A competição entre os líderes pelos votos constitui o elemento democrático característico nesse método político. Na sua teoria, o único meio de participação aberto ao cidadão seria o voto para o líder. A participação, assim, não tem um papel especial ou central. Um número suficiente de cidadãos participa para manter a máquina eleitoral funcionando de modo satisfatório.

As pessoas seriam livres para se organizar, teriam a oportunidade de tentar impor demandas de grupos de interesses e gozariam do direito de votar para remover de seus cargos os governos, caso julgassem necessário. Os pluralistas também acreditavam que uma extensa participação poderia facilmente levar ao aumento de conflitos sociais, distúrbios indevidos e fanatismo.
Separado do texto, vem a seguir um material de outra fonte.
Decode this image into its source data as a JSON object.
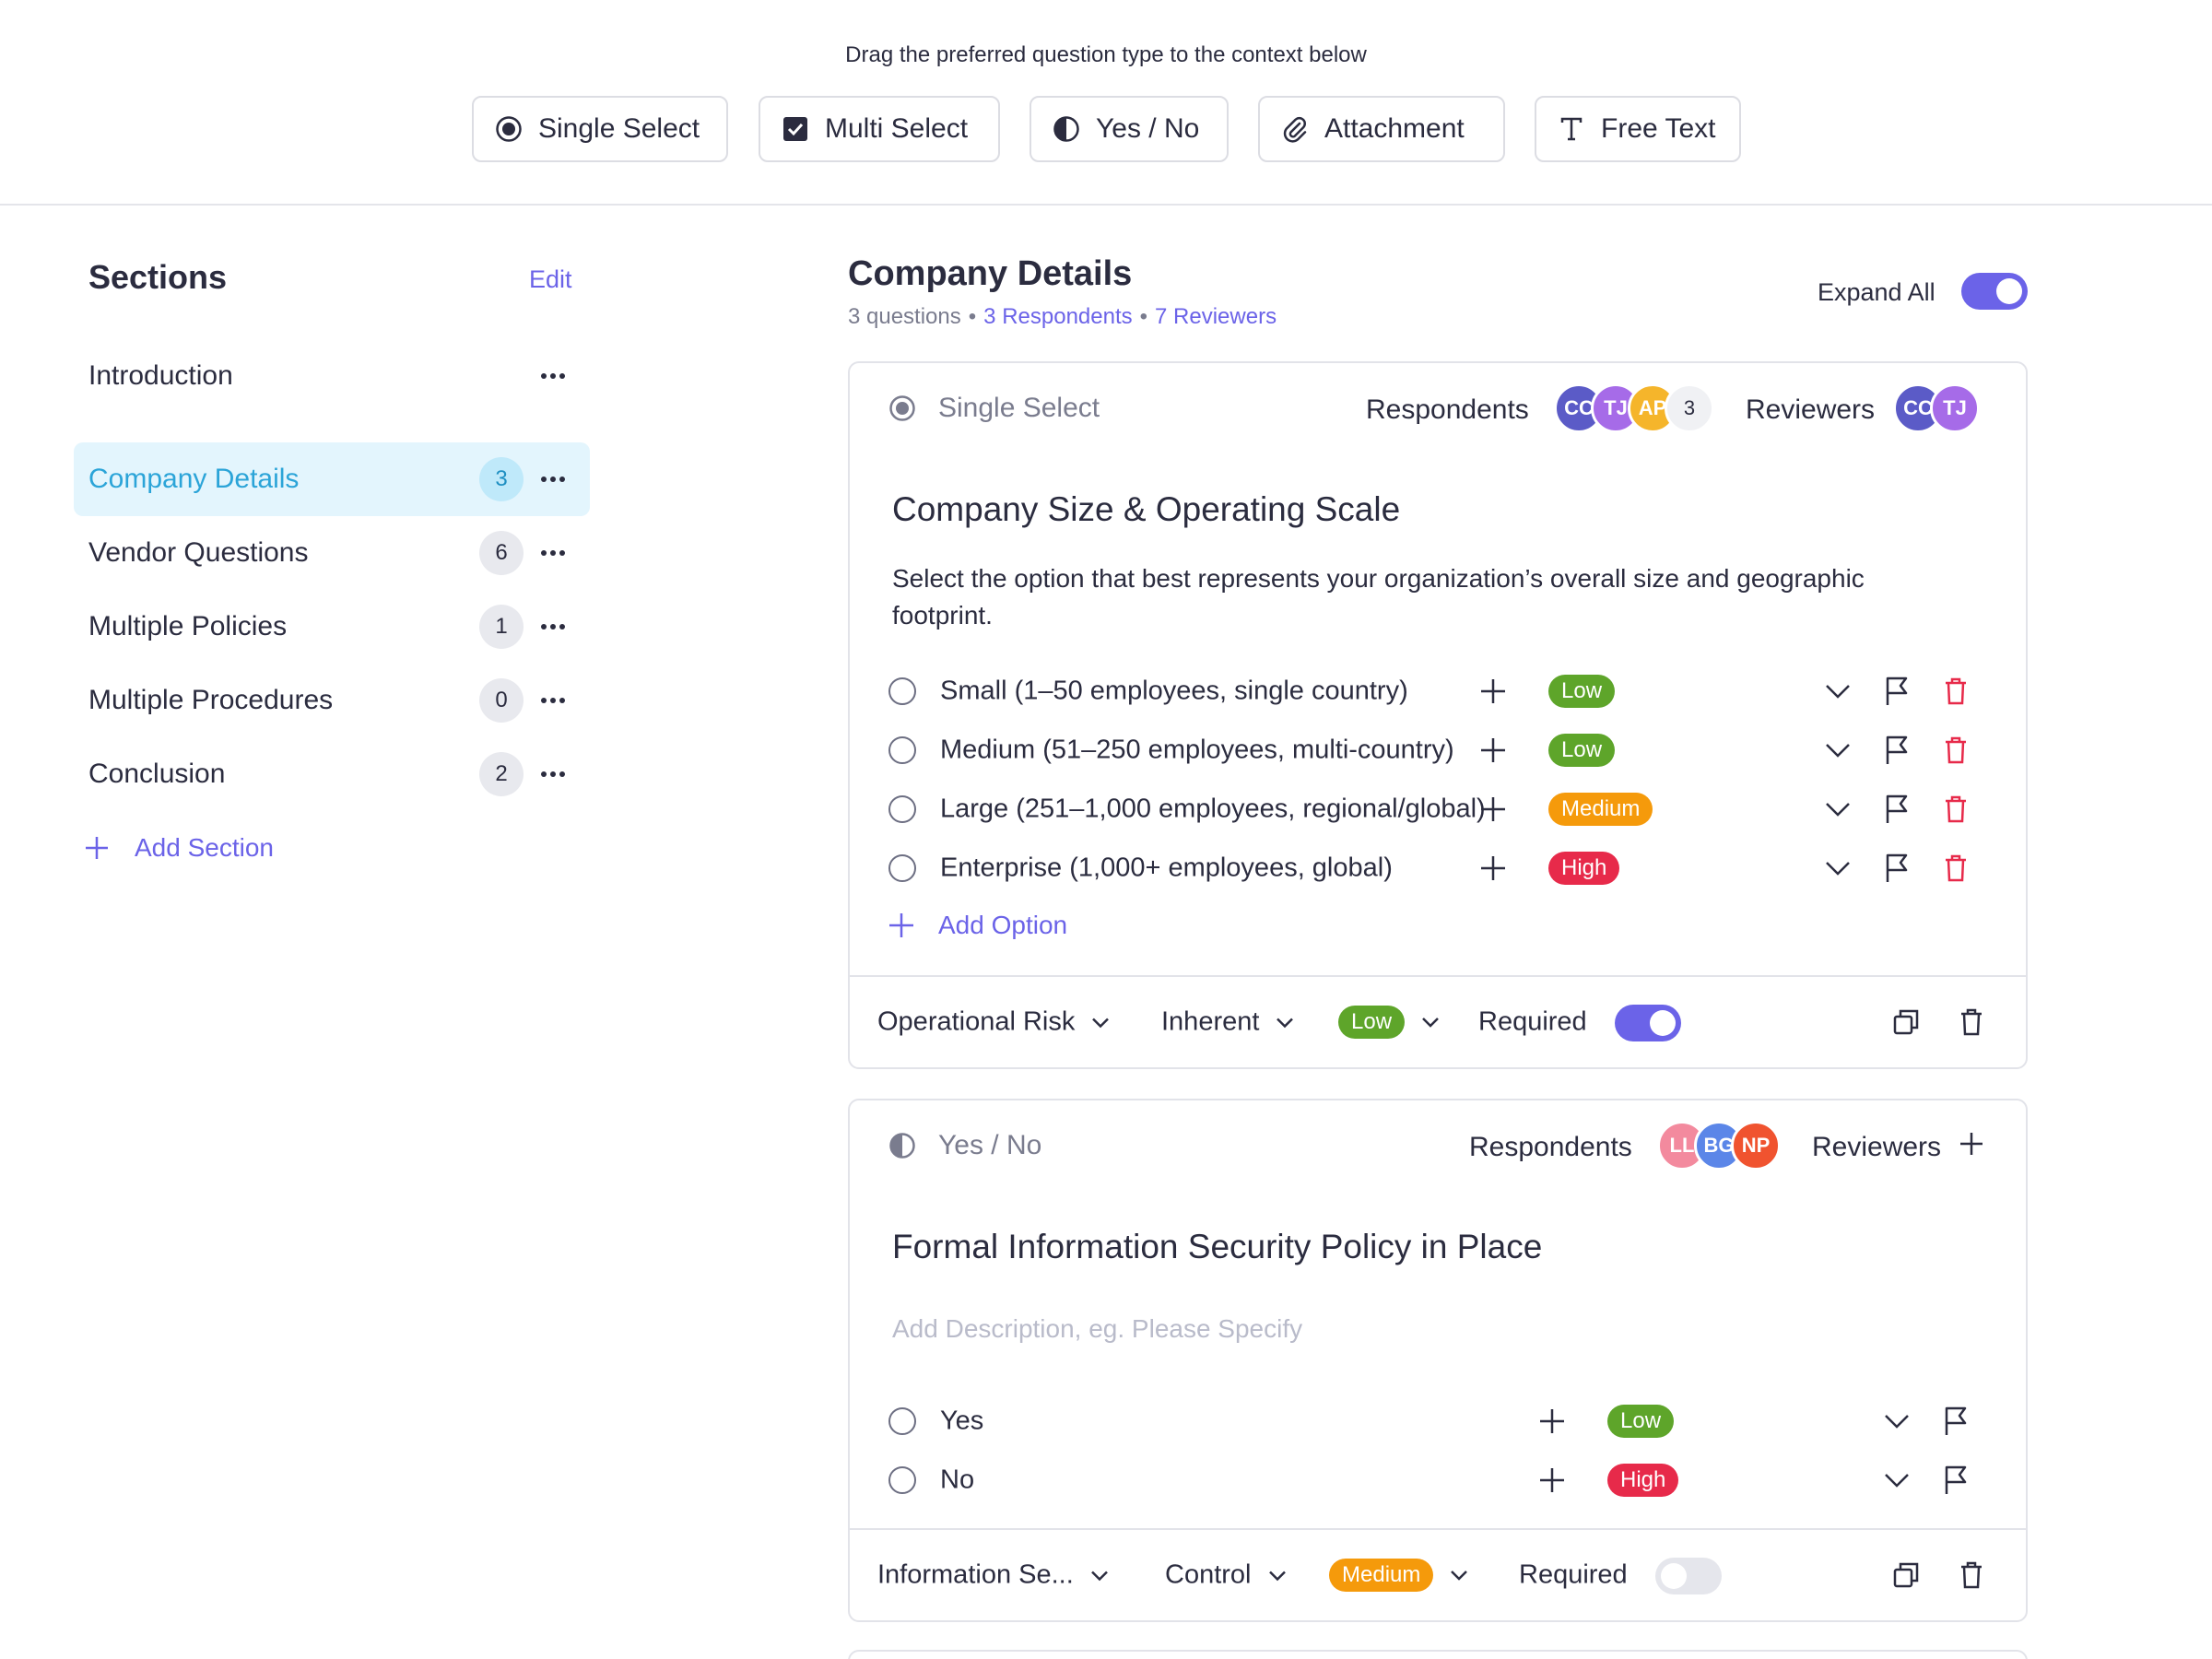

A falta de envolvimento político poderia, assim, ser interpretada de forma positiva: ela poderia se basear na confiança naqueles que governam.

Por conseguinte, a função da participação nessa visão de democracia contemporânea e representativa é de proteção: a proteção do indivíduo contra decisões arbitrárias dos líderes eleitos e a proteção de seus interesses privados. Para conservar a estabilidade do sistema, o nível de participação da maioria não deveria crescer acima do mínimo necessário a fim de manter o método democrático, ou seja, a máquina eleitoral (DAHL, 2001).